The troops liberating Byelorussia had no such feelings. As they pushed west, they found something equivalent to the damage of a nuclear bomb – burnt villages, towns without a public building left standing, demolished hospitals, destroyed crops and mass graves. Hundreds of thousands of Jews had been shot by the SS death squads or deported to Auschwitz and thousands of civilians killed in the course of collective punishments.
Werth reported on a mass grave of 2,500 civilians discovered in the town of Zhlobin, and crops ploughed under, or flattened by special tractors.
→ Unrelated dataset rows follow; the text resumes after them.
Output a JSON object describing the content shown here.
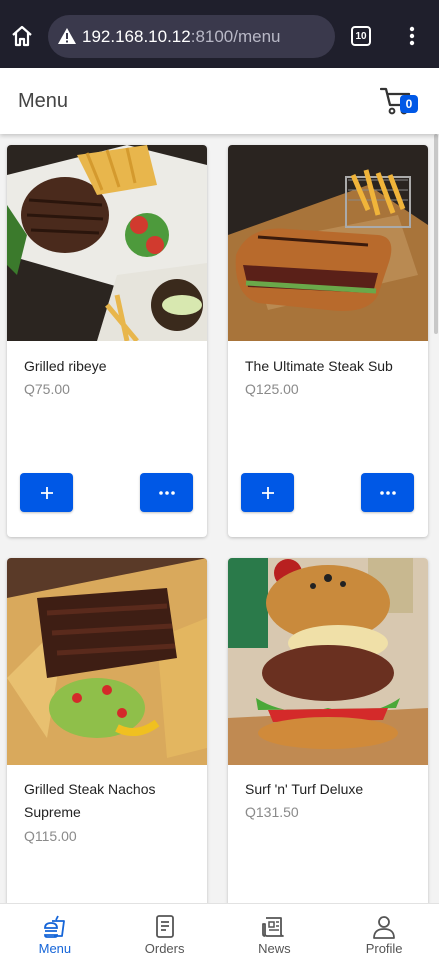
{
  "browser": {
    "url_host": "192.168.10.12",
    "url_rest": ":8100/menu",
    "tab_count": "10",
    "icons": [
      "home-icon",
      "not-secure-warning-icon",
      "tab-switcher-icon",
      "more-vert-icon"
    ]
  },
  "header": {
    "title": "Menu",
    "cart_count": "0"
  },
  "products": [
    {
      "name": "Grilled ribeye",
      "price": "Q75.00"
    },
    {
      "name": "The Ultimate Steak Sub",
      "price": "Q125.00"
    },
    {
      "name": "Grilled Steak Nachos Supreme",
      "price": "Q115.00"
    },
    {
      "name": "Surf 'n' Turf Deluxe",
      "price": "Q131.50"
    }
  ],
  "nav": [
    {
      "label": "Menu",
      "icon": "fast-food-icon",
      "active": true
    },
    {
      "label": "Orders",
      "icon": "receipt-icon",
      "active": false
    },
    {
      "label": "News",
      "icon": "newspaper-icon",
      "active": false
    },
    {
      "label": "Profile",
      "icon": "person-icon",
      "active": false
    }
  ],
  "colors": {
    "primary": "#0058e6",
    "active_nav": "#1565d8",
    "chrome_bg": "#1f1f2c"
  }
}
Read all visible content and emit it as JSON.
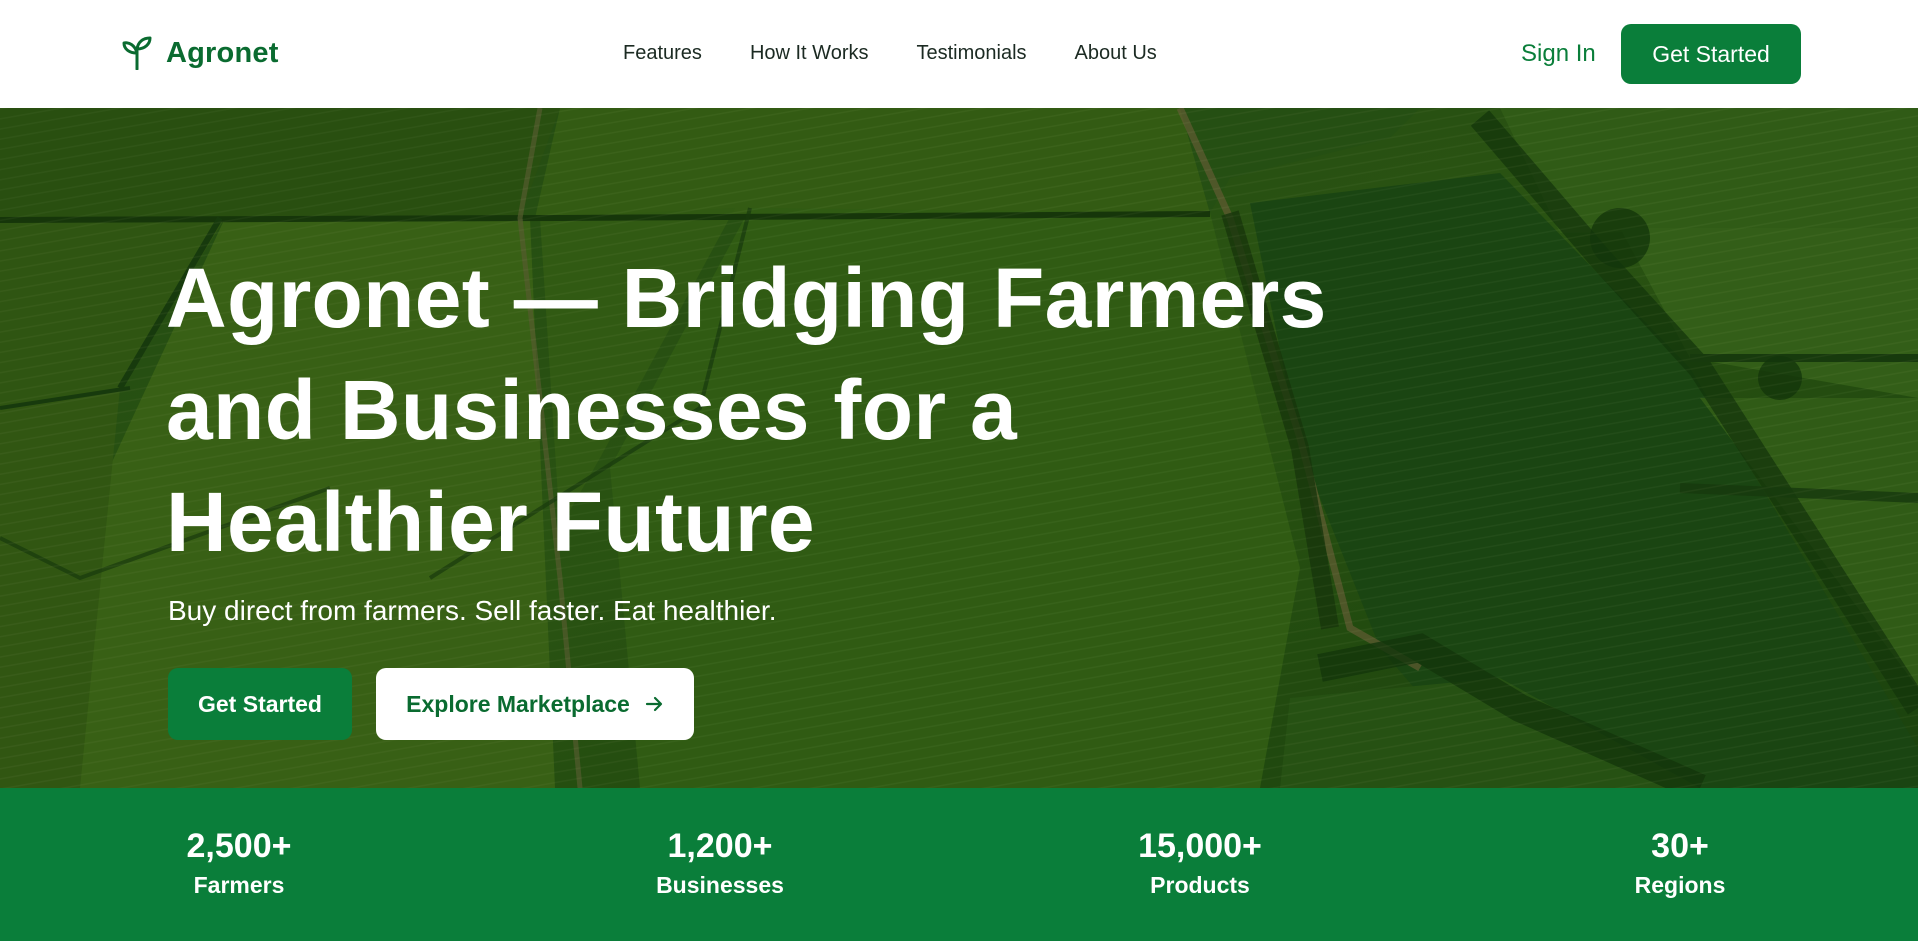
{
  "brand": {
    "name": "Agronet",
    "icon": "sprout-icon",
    "color": "#0a6b30"
  },
  "nav": {
    "links": [
      "Features",
      "How It Works",
      "Testimonials",
      "About Us"
    ],
    "sign_in": "Sign In",
    "cta": "Get Started"
  },
  "hero": {
    "title": "Agronet — Bridging Farmers and Businesses for a Healthier Future",
    "subtitle": "Buy direct from farmers. Sell faster. Eat healthier.",
    "primary_button": "Get Started",
    "secondary_button": "Explore Marketplace",
    "secondary_icon": "arrow-right-icon",
    "background": "aerial-farmland-image"
  },
  "stats": [
    {
      "value": "2,500+",
      "label": "Farmers"
    },
    {
      "value": "1,200+",
      "label": "Businesses"
    },
    {
      "value": "15,000+",
      "label": "Products"
    },
    {
      "value": "30+",
      "label": "Regions"
    }
  ],
  "colors": {
    "accent": "#0a7e3a",
    "nav_text": "#1b2a22",
    "white": "#ffffff"
  }
}
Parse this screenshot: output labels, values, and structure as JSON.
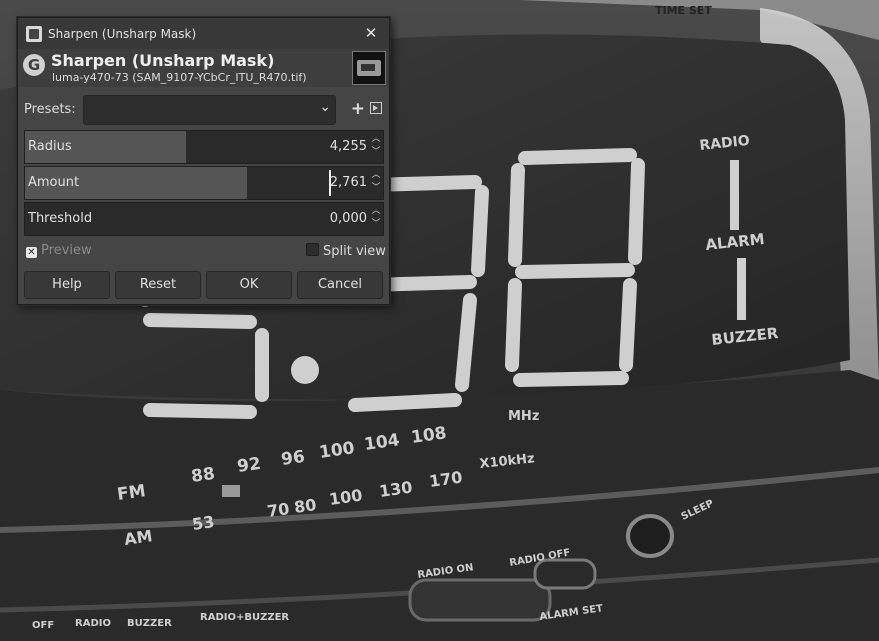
{
  "window": {
    "title": "Sharpen (Unsharp Mask)",
    "close_icon": "close-icon"
  },
  "header": {
    "title": "Sharpen (Unsharp Mask)",
    "subtitle": "luma-y470-73 (SAM_9107-YCbCr_ITU_R470.tif)",
    "logo": "G"
  },
  "presets": {
    "label": "Presets:",
    "value": "",
    "add_icon": "plus-icon",
    "menu_icon": "menu-icon"
  },
  "params": [
    {
      "label": "Radius",
      "value": "4,255",
      "fill": 0.45
    },
    {
      "label": "Amount",
      "value": "2,761",
      "fill": 0.62
    },
    {
      "label": "Threshold",
      "value": "0,000",
      "fill": 0.0
    }
  ],
  "preview": {
    "label": "Preview",
    "checked": true
  },
  "split_view": {
    "label": "Split view",
    "checked": false
  },
  "buttons": {
    "help": "Help",
    "reset": "Reset",
    "ok": "OK",
    "cancel": "Cancel"
  },
  "background_image": {
    "display": "5:98",
    "labels": {
      "radio": "RADIO",
      "alarm": "ALARM",
      "buzzer": "BUZZER",
      "mhz": "MHz",
      "khz": "X10kHz",
      "fm": "FM",
      "am": "AM",
      "radio_on": "RADIO ON",
      "radio_off": "RADIO OFF",
      "alarm_set": "ALARM SET",
      "sleep": "SLEEP",
      "time_set": "TIME SET",
      "off": "OFF",
      "radio_btn": "RADIO",
      "buzzer_btn": "BUZZER",
      "radio_buzzer": "RADIO+BUZZER"
    },
    "fm_scale": [
      "88",
      "92",
      "96",
      "100",
      "104",
      "108"
    ],
    "am_scale": [
      "53",
      "70",
      "80",
      "100",
      "130",
      "170"
    ]
  }
}
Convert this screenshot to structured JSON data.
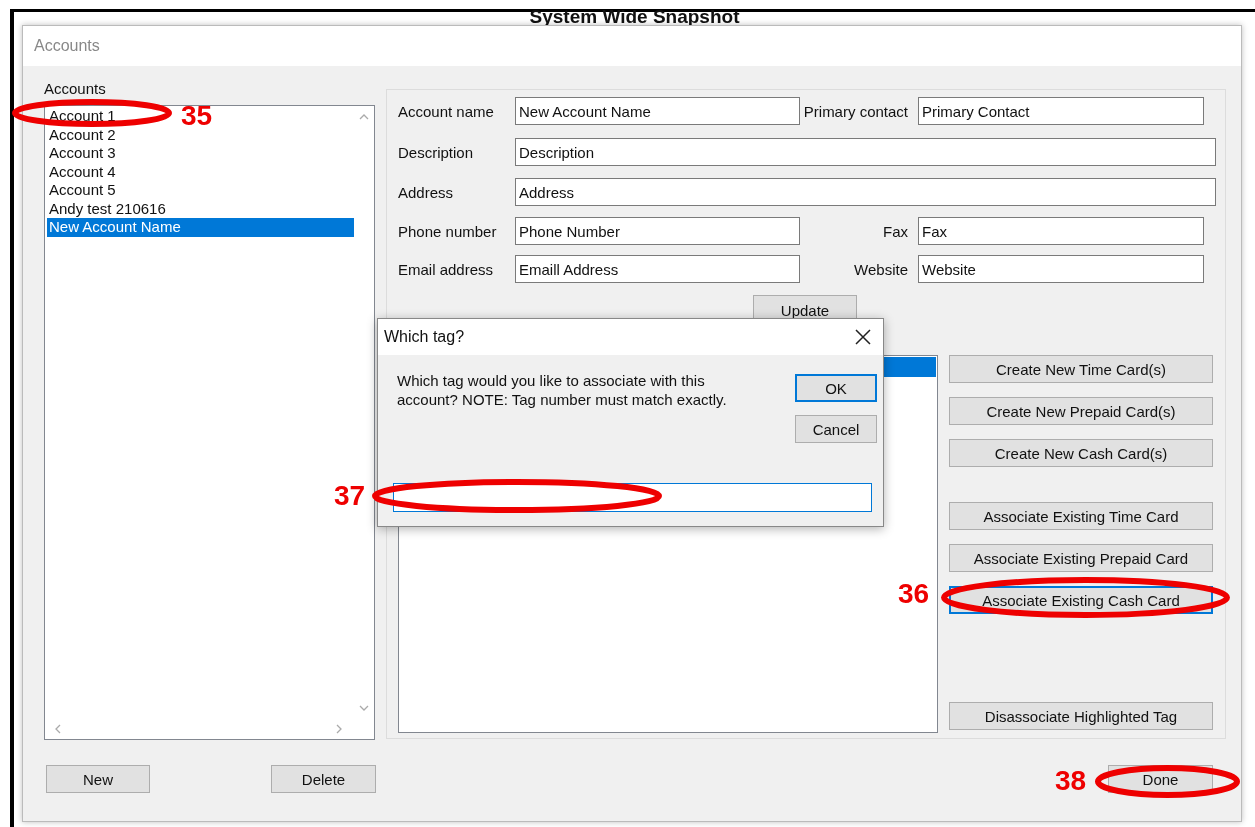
{
  "background_heading": "System Wide Snapshot",
  "window": {
    "title": "Accounts"
  },
  "accounts": {
    "label": "Accounts",
    "items": [
      {
        "name": "Account 1",
        "selected": false
      },
      {
        "name": "Account 2",
        "selected": false
      },
      {
        "name": "Account 3",
        "selected": false
      },
      {
        "name": "Account 4",
        "selected": false
      },
      {
        "name": "Account 5",
        "selected": false
      },
      {
        "name": "Andy test 210616",
        "selected": false
      },
      {
        "name": "New Account Name",
        "selected": true
      }
    ]
  },
  "form": {
    "rows": [
      [
        {
          "label": "Account name",
          "value": "New Account Name"
        },
        {
          "label": "Primary contact",
          "value": "Primary Contact"
        }
      ],
      [
        {
          "label": "Description",
          "value": "Description"
        }
      ],
      [
        {
          "label": "Address",
          "value": "Address"
        }
      ],
      [
        {
          "label": "Phone number",
          "value": "Phone Number"
        },
        {
          "label": "Fax",
          "value": "Fax"
        }
      ],
      [
        {
          "label": "Email address",
          "value": "Emaill Address"
        },
        {
          "label": "Website",
          "value": "Website"
        }
      ]
    ],
    "update_button": "Update"
  },
  "tag_list": {
    "rows": [
      {
        "selected": true
      }
    ]
  },
  "card_buttons": [
    [
      {
        "label": "Create New Time Card(s)",
        "focused": false
      },
      {
        "label": "Create New Prepaid Card(s)",
        "focused": false
      },
      {
        "label": "Create New Cash Card(s)",
        "focused": false
      }
    ],
    [
      {
        "label": "Associate Existing Time Card",
        "focused": false
      },
      {
        "label": "Associate Existing Prepaid Card",
        "focused": false
      },
      {
        "label": "Associate Existing Cash Card",
        "focused": true
      }
    ],
    [
      {
        "label": "Disassociate Highlighted Tag",
        "focused": false
      }
    ]
  ],
  "bottom_buttons": {
    "left": [
      "New",
      "Delete"
    ],
    "right": "Done"
  },
  "dialog": {
    "title": "Which tag?",
    "message": "Which tag would you like to associate with this account?  NOTE:  Tag number must match exactly.",
    "buttons": [
      {
        "label": "OK",
        "focused": true
      },
      {
        "label": "Cancel",
        "focused": false
      }
    ]
  },
  "annotations": [
    {
      "number": "35"
    },
    {
      "number": "37"
    },
    {
      "number": "36"
    },
    {
      "number": "38"
    }
  ]
}
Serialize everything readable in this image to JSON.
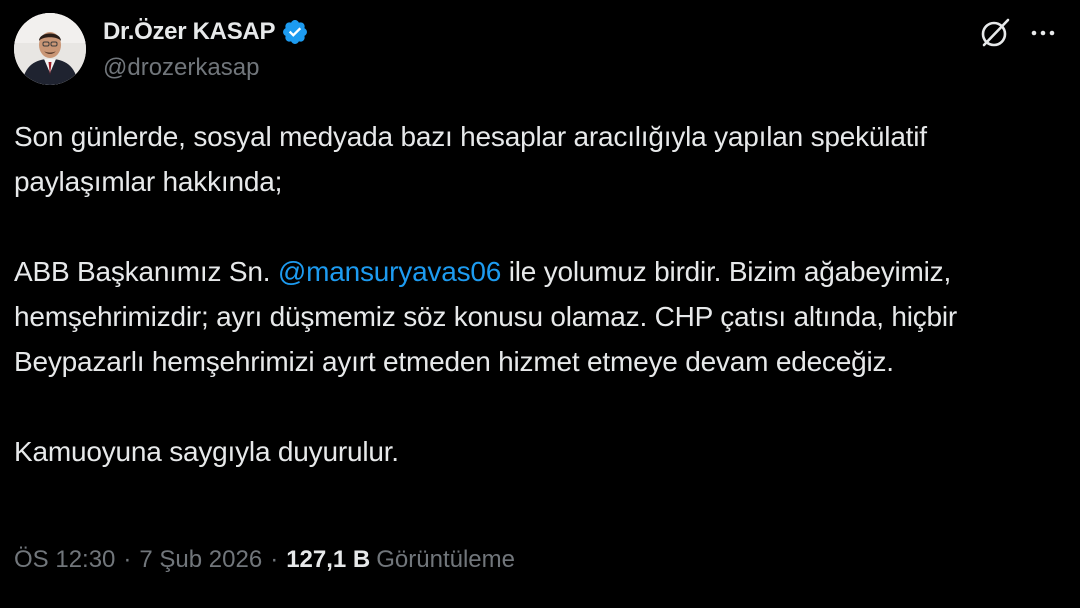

It was devastation, and it is estimated that 25% of the population of Byelorussia perished during the 4 years of brutal occupation.
Westwards
The huge success of Bagration, surpassing all expectations, allowed the Soviet high command (STAVKA) to set further objectives. The Russian forces pushed further west to liberate Grodno, Brest-Litovsk and Vilna (modern day Vilnius), even reaching the Baltic Sea at Tukkum in Latvia on 31st July, so cutting the entire German front in two. The furthest west they reached was the eastern bank of the Vistula, opposite Warsaw, towards the end of July.
The political aftershocks
The political effects of Bagration were huge. It was after all, the biggest defeat of the German armies in the whole war. The German High Command (OKW) official record stated that it was “a greater catastrophe than Stalingrad”. A whole Army Group, not just one army, disappeared from the German order of battle. Romania changed sides in August, and Finland was out of the war by September.
The Red Army presence on the Vistula triggered the Warsaw uprising, with all its tragic consequences. And the unfolding defeat in Russia undoubtedly played a part in the decision by the German officer corps to attempt the assassination of Hitler on July 20th. They were infuriated by his idiotic strategy of ‘fortress cities’ – which probably doubled or tripled German losses – and by his amateur strategizing which amounted to not much more than drawing lines of the map and wishful thinking. Everyone knew that Nazi Germany was doomed.